Liverpool weather: Met Office issues yellow status weather warning for fog - Mersey Ferries disrupted

The Met Office has said bus and train times could be delayed as a direct result of the fog.

A yellow status Met Office weather warning is in place for Liverpool. The alert was issued shortly before 2am on Tuesday and will remain active up until 11am.

“Areas of fog, dense in places, have developed and will be stubborn to clear through much of this morning,” reads the warning on the official Met Office website.

“Whilst some fog is likely to persist all day, many places will see this lifting into low cloud or clear by this afternoon.”

Mersey Ferries confirmed that early morning services have been suspended due to the fog, although some commuters services resumed from 9am. Check the social media feed for the latest updates.

What to expect:

  • Slower journey times with delays to bus and train services possible.
  • There is a chance of delays or cancellations to flights.

How fog affects travel

Fog is a major travel hazard which can lead to problems of visibility when travelling.

Fog tends to be more of an issue in colder periods. It is far less likely to affect summer travel but can occur in spring and autumn - at the beginning and end of the main holiday season. Things to bear in mind when planning your journey are that fog can be very localised, so may not be apparent when you set off, and it can affect air travel and the roads in different ways.

How thick is fog?

The official definition of fog is a visibility of less than 1,000 m. This limit is appropriate for aviation purposes, but for the general public and motorists an upper limit of 200 m is more realistic. Severe disruption to road transport occurs when the visibility falls below 50 m. Useful labels for these three categories are aviation fog, thick fog and dense fog.

How do we forecast fog?

It can be very tricky to forecast fog. Fog forms when moisture in the air is cooled to its ‘dew point’. This is the temperature at which air will condense from water vapour into water droplets. This is the same effect you get when warm moist air comes into contact with a cold bathroom mirror. While vapour is relatively transparent, droplets reflect light and therefore reduce visibility. When this reduction in visibility gets below 1,000 metres it officially becomes fog.

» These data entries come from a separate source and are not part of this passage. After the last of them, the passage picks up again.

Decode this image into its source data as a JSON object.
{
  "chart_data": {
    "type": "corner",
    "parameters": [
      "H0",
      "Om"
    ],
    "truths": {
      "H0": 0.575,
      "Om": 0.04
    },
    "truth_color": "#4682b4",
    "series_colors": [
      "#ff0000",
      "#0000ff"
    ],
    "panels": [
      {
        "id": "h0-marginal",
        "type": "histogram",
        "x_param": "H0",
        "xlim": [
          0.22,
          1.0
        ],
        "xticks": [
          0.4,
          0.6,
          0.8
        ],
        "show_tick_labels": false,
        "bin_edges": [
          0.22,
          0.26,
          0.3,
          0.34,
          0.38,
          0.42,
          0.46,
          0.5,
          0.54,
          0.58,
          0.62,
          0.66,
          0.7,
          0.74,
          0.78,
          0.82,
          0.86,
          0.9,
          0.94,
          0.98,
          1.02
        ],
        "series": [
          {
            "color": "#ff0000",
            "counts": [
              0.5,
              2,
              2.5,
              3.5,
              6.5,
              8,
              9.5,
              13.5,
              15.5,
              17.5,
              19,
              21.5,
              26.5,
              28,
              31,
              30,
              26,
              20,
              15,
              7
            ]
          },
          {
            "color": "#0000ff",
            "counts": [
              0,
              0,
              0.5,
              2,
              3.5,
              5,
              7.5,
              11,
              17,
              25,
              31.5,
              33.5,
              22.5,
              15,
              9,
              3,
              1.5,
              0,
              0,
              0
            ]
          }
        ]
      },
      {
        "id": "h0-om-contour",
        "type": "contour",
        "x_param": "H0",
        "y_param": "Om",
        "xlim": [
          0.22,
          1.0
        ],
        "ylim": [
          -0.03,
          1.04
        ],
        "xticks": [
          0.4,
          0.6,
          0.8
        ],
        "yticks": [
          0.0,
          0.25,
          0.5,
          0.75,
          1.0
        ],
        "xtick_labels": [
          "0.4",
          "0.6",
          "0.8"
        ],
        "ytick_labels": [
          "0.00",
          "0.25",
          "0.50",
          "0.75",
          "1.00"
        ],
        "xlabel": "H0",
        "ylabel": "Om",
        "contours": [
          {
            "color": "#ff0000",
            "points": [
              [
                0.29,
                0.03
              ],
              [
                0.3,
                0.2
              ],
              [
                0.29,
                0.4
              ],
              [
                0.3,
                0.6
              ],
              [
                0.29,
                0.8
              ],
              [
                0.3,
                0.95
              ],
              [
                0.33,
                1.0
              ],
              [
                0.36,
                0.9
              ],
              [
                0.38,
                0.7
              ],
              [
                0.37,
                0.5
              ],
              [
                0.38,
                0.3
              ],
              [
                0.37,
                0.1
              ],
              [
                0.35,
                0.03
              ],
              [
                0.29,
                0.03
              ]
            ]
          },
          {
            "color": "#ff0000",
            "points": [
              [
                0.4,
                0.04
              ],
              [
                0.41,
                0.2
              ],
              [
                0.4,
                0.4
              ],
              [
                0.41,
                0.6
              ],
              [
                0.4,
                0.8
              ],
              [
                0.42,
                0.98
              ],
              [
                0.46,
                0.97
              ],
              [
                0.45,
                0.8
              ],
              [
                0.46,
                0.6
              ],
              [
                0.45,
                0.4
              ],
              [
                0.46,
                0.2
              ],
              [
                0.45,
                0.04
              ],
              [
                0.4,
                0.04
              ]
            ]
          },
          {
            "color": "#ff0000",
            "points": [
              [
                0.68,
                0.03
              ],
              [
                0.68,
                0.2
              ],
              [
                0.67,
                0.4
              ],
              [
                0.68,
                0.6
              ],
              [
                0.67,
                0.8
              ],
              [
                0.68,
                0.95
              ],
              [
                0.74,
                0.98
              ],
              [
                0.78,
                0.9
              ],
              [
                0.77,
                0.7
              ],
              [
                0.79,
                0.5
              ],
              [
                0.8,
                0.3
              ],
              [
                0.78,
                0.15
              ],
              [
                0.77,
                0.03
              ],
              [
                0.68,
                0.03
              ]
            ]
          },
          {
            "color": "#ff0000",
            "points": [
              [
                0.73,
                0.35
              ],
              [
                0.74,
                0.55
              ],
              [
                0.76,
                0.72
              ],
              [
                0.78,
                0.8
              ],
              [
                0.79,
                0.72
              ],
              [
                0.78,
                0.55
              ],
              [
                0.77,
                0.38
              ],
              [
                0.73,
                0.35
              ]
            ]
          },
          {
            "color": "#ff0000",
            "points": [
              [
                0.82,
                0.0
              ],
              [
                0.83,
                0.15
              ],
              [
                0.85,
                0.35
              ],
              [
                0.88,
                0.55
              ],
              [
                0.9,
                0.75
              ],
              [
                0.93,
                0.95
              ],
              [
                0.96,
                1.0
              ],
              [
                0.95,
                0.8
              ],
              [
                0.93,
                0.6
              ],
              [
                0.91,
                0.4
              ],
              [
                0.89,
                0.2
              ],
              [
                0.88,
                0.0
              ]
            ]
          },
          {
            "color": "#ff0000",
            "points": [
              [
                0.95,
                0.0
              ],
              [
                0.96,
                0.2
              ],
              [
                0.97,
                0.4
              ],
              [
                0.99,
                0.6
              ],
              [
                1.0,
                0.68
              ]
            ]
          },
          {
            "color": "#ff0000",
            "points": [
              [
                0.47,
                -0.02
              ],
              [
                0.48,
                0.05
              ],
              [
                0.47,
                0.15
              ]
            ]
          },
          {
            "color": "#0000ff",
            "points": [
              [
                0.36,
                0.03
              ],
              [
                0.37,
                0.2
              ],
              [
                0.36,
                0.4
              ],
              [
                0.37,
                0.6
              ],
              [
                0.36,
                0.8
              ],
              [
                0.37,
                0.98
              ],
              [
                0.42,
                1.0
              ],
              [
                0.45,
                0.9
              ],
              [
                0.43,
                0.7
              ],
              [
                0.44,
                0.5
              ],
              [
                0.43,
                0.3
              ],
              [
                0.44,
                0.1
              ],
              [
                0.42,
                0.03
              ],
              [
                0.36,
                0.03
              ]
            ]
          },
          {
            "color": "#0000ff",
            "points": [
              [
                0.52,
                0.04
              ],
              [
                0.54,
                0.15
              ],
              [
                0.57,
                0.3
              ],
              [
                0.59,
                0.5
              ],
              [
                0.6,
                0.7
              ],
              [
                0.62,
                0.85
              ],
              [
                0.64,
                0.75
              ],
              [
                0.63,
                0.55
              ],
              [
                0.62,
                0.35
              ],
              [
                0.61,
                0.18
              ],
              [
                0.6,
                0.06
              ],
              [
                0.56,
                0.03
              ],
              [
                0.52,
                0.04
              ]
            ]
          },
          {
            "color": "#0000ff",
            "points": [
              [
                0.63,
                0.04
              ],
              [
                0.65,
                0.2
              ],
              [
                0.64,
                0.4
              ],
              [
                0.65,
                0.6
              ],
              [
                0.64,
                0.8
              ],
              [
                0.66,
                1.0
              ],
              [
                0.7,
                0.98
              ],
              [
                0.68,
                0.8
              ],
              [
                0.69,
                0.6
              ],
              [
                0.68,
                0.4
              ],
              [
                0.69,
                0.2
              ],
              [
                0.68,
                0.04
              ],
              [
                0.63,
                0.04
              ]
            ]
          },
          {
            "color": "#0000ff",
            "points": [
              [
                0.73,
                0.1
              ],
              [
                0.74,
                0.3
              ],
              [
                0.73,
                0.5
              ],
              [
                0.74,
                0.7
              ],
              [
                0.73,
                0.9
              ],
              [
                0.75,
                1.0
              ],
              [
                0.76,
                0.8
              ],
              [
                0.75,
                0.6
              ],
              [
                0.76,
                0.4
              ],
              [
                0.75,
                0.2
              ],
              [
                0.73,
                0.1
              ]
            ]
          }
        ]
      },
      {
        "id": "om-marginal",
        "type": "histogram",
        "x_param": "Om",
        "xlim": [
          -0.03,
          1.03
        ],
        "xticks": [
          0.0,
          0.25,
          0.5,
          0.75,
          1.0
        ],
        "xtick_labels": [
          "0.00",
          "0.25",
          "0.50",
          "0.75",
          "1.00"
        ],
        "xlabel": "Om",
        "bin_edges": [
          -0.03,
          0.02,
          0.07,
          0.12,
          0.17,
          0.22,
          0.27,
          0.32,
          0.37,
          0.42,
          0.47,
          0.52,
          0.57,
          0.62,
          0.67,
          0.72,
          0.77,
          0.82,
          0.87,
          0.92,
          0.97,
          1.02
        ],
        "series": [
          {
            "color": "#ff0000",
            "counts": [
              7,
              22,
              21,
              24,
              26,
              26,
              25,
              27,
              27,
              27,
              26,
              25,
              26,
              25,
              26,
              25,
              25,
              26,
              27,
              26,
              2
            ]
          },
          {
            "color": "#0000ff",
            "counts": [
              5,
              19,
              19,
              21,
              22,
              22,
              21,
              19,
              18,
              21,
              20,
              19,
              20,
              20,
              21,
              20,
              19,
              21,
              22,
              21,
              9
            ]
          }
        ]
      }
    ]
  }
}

Fog that affects us in cooler season

Fog usually occurs in the late autumn and winter months, when conditions tend to be colder, and nights are longer. This type of fog forms as a result of clear skies and light winds. The land cools overnight and this reduces the ability of the air to hold moisture, allowing condensation and fog to occur.

The fog will often disperse after sunrise, but in some circumstances can last well into the afternoon, and even persist for days on end. This is most likely during January and February, and can cause severe disruption at airports, as well as on roads and for other types of transport.

A pilot boat passes the Liver Building in Liverpool, north-west England on April 07, 2015 as fog covers the River Mersey. AFP PHOTO/PAUL ELLIS (Photo credit should read PAUL ELLIS/AFP via Getty Images)

Travel disruption due to fog

Fog can particularly affect road and air travel due to reduced visibility.

According to the Highway Code headlights should be used when visibility is below 100 metres. Before setting off on a foggy journey, drivers should make sure their lights - especially fog lights - are working properly.